There was an interesting post that came up recently about the history of the unfortunately-named finger
command in unix here. This jogged a few memories for me, because I remember finger as being the early precursor to blogs, web pages, and social media platforms.
Back in the days of unix and logging into mainframes and big workstations through terminals, there was a program called who
, which listed every user currently logged into the machine. That was cool, except when there were hundreds of people on a machine and it quickly scrolled past in an indecipherable flood of text. It would show you a few brief details about each user, like how long they were logged in, or what program they were currently running. This was, in a very primitive way, similar to the little green dot next to a name in a messaging program, that tells you if the person is online or not. (Or maybe they never logged out, and their terminal was sitting idle overnight in a locked office.)
The next level of granularity was finger
. If you were logged in and typed finger jkonrath
, it would show a bit of info about that account, like that user’s home directory, the shell they used, and where they last logged in, or how long they’ve been logged in. That can lead to some stalker-y situations, but this was decades before anyone really thought that through.
One cool feature about finger was that if you had a text file named either .project
or .plan
in your home directory and they were would readable, they would also be displayed. The former was a one-line thing, and the latter could be any length. I think the original intent when this was written back at Stanford in 1972, you’d set your project to “AI Lab, Compiler Division” and your plan would be something like “I teach M-W-F in the basement of the science building. I will be on vacation June 1-9. Contact Dave Smith for questions.”
I first got a unix account (ULTRIX, actually) at IU in December of 1989. One of the first things I was absolutely infatuated with was the idea of coming up with a perfect plan file. I was 18 and of course had Big Thoughts I needed to tell the world, probably involving dumb song lyrics or movie quotes. I think for months, the only thing I used my account for was setting a new plan file and playing the text-based Tetris game someone installed on there. But it was almost like a really rough social network, sort of.
At some point, a CS buddy (it may have been either Brad Ramsey or Jesse Martin) told me about named pipes. A named pipe was a way of creating a file that really was a redirect to a program. I don’t remember how this worked, but they showed me a way to create a plan file that actually ran a script which did a who command, looked for the person who was running the finger command, then print some cute message like “hey $username quit spying on me” and output that to the pipe. It worked great, as long as the person was on the same machine, which was almost never the case. (I forgot to mention: you could run a finger command to any other machine that had a finger server running. So finger jkonrath@gnu.ai.mit.edu
would also work on my burner account over there.)
Most undergrads and casual users were over on the VAX computers at that time for their general email use, and that VMS system had some half-baked implementation of finger that didn’t entirely work right, or didn’t support plan files, or something. VMS had its own arcane commands, like the much less sexy SHOW USERS/FULL
and the like. This led to Sid Sowder and 19 other people (including me) writing their own VMS utility programs to meld together the disparate systems into something more usable as a social network, way back when Mark Zuckerberg was probably still learning to read.

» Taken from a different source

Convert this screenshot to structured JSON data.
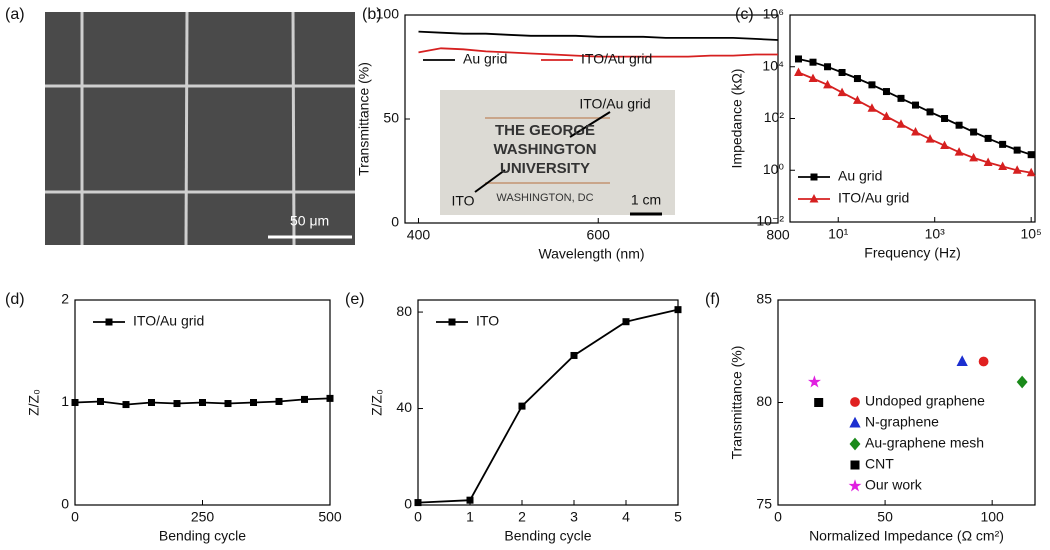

That’s all another story I’ve told before. But one tangent on it is that I wrote a replacement for the finger command, sort of. The thing was, we needed a database to store various things about users, like preferences and login times and dates and whatever. So I wrote a program for Sid called XINFO, which was a horrible Pascal database program where his utility program would stash login information. Then I wrote a couple of different client programs that could hit this database for information, like an XFINGER command which was everything the VMS finger command wasn’t. And one of the biggest draws to Sowder’s program was a WHOIS program that was all neat and pretty and would show you where your friends were logged in from and so on. So yeah, maybe I should have filed a patent on this and sued everyone. Or maybe I should have gone to classes and studied instead of doing this.
The plan thing had an interesting connection to present. Back in like 1992 or so, the Computer Science department installed this thing on their server that at first was touted as some king of super-finger doodad. It was a server that would show your plan file, but let you put graphics and markup text in it. It called these a HyPlan file. You would write them in this weird markup language which was apparently called HTML, and then people all around the world could use a special program to read your HyPlan and click links on it and go to other HyPlan pages. This was called the “world wide web” and of course I thought it was a stupid fad and made a dumb HyPlan that I think had a gigantic uncompressed audio file of like three seconds of a Cannibal Corpse song that would play when you clicked on it. The name HyPlan became Homepage and was forgotten, and thirty years later, people are using a distant relative of that same system to try and sell me boner pills. And once again, I should have gotten in front of this early and maybe patented selling books on the web or something.
Anyway, the finger
command still works if you’re on a Mac. Maybe I should go back to just updating my plan file, instead of upgrading WordPress plugins every 17 minutes so this site doesn’t get hacked by Russians again.